I´ve been struggling through vivid disturbing dreams lately. The Mexican government must be secretly mixing something into all salsa, bottled water, beer, and masa as part of a conspiracy to control the citizens.
Five miles north or Monte Gordo, Route 180 leaves the riviera that is Costa Esmeralda and turns inland for a while.
I was eating a quick morning sandwich at a gas station when a wave of reluctance to ride overcame me. What had I gotten myself into? What was the point of all this cycling? But I got myself back on track by reminding myself to take the trip one day at a time and just relax. The rewards in the form of memorable experiences and people would continue to accumulate.
Everything around is very verdant. First pastures, then a steep-walled, meandering canyon covered in dense jungle. The road snakes along the wall, and luckily does not rise and fall too much.
One last curve, and the canyon openes up and spills into a wide (2-3 km) valley of a major river that carries its waters to the Gulf.
I cross the valley and the highway begins to rise into the next maze of narrow green canyons, except this time it doesn not follow their contours. It is an engineering marvel, built via the “cut and fill” method.
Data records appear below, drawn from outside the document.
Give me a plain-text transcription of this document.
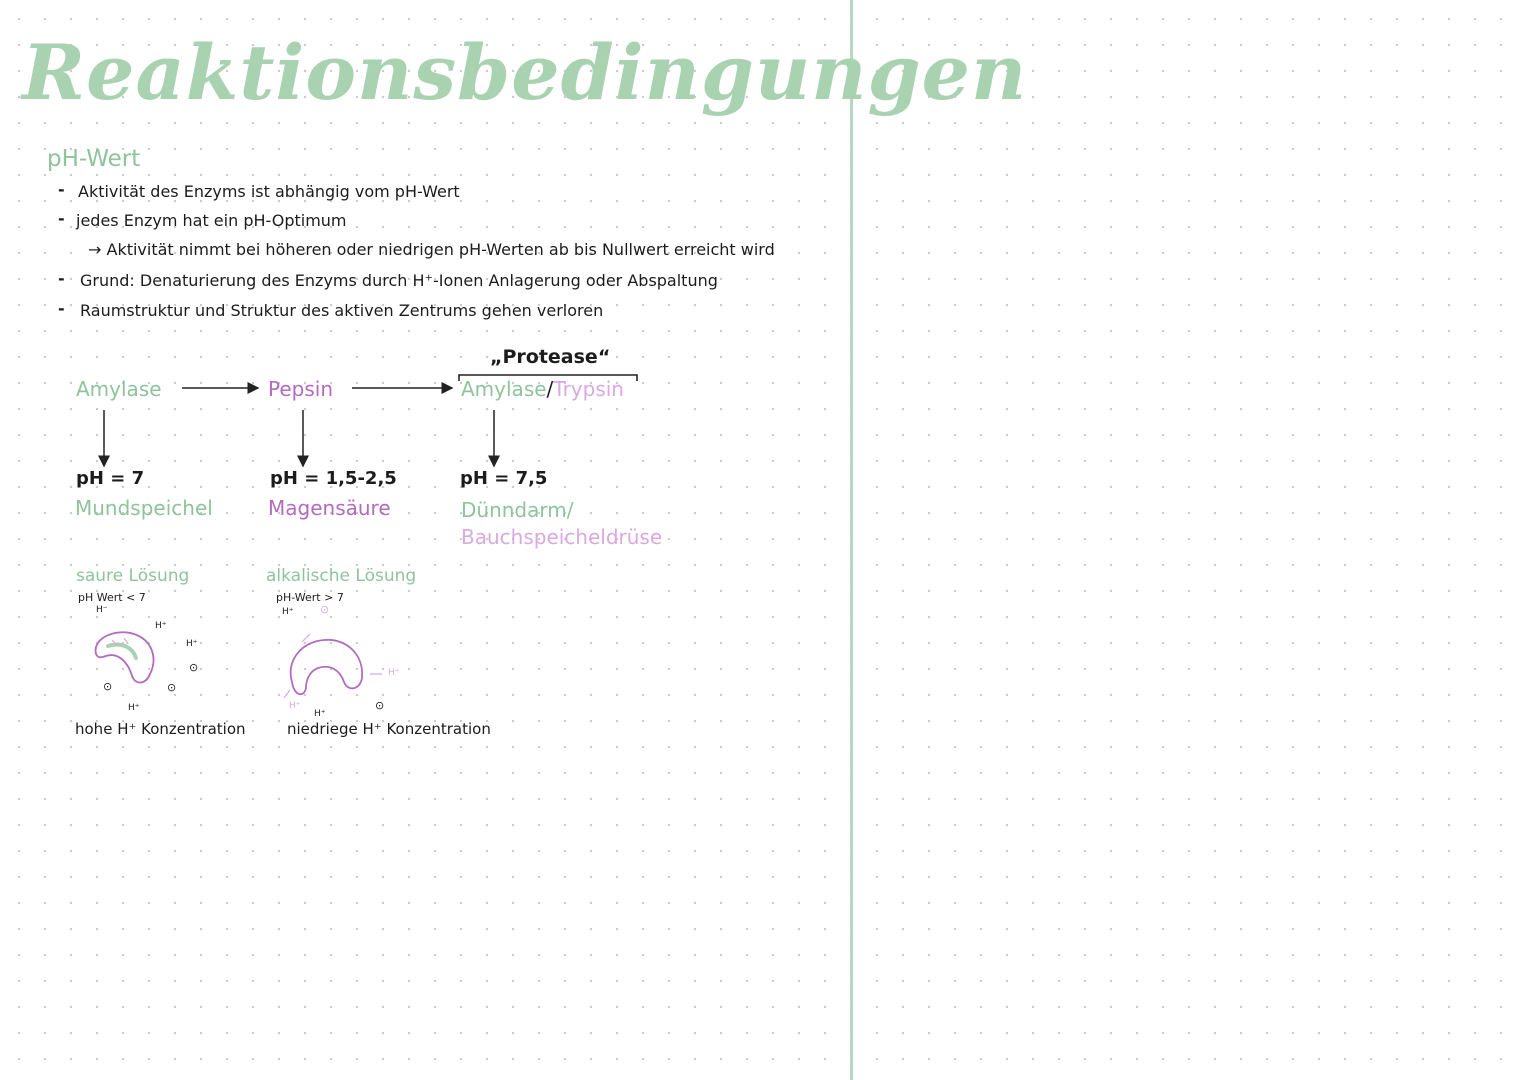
Reaktionsbedingungen
pH-Wert
- Aktivität des Enzyms ist abhängig vom pH-Wert
- jedes Enzym hat ein pH-Optimum
→ Aktivität nimmt bei höheren oder niedrigen pH-Werten ab bis Nullwert erreicht wird
- Grund: Denaturierung des Enzyms durch H⁺-Ionen Anlagerung oder Abspaltung
- Raumstruktur und Struktur des aktiven Zentrums gehen verloren
„Protease“
Amylase	Pepsin	Amylase/Trypsin
pH = 7	pH = 1,5-2,5	pH = 7,5
Mundspeichel	Magensäure	Dünndarm/
Bauchspeicheldrüse
saure Lösung
pH Wert < 7
H⁻
H⁺
H⁺
⊙
⊙	⊙
H⁺
hohe H⁺ Konzentration
alkalische Lösung
pH-Wert > 7
H⁺ ⊙
H⁺
H⁺
H⁺
⊙
niedriege H⁺ Konzentration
The builders have blasted deep trenches straight through the hils and used the excavated rock and soil to fill valleys between them. As a result, the road is straight and flat, never exceeding a 3-4% grade. The U.S. Route 50 between Parkersburg and Clarksburg in West Virginia is another example of this type of road.
The magic number 1,000 (miles) on my trip odometer would have passed unnoticed today, except I noticed it and took a photo.
My map is a little outdated, but the signs have been decent and I have been asking directions a lot, so I haven´t gotten lost yet. But today I find myself at an unexpected t-junction in a remote highway. I stop to stare at the map for clues that are not there, and two seconds later an angel on a moped pulls up and points me in the right direction.
Eventuall I cross three big valles and countless smal ones. The fertile floors of the big valleys are covered with corn fields and geometrically neat orange plantations.
The town of Tihuatlan boasts what looks like a replica of Rio de Janeiro´s Christ the Redeemer. It stands in the high saddle betwen two hills overloking the town. I find a hotel, go through my routine, and go for a tasty bite in the otherwise ordinary working Mexican small town.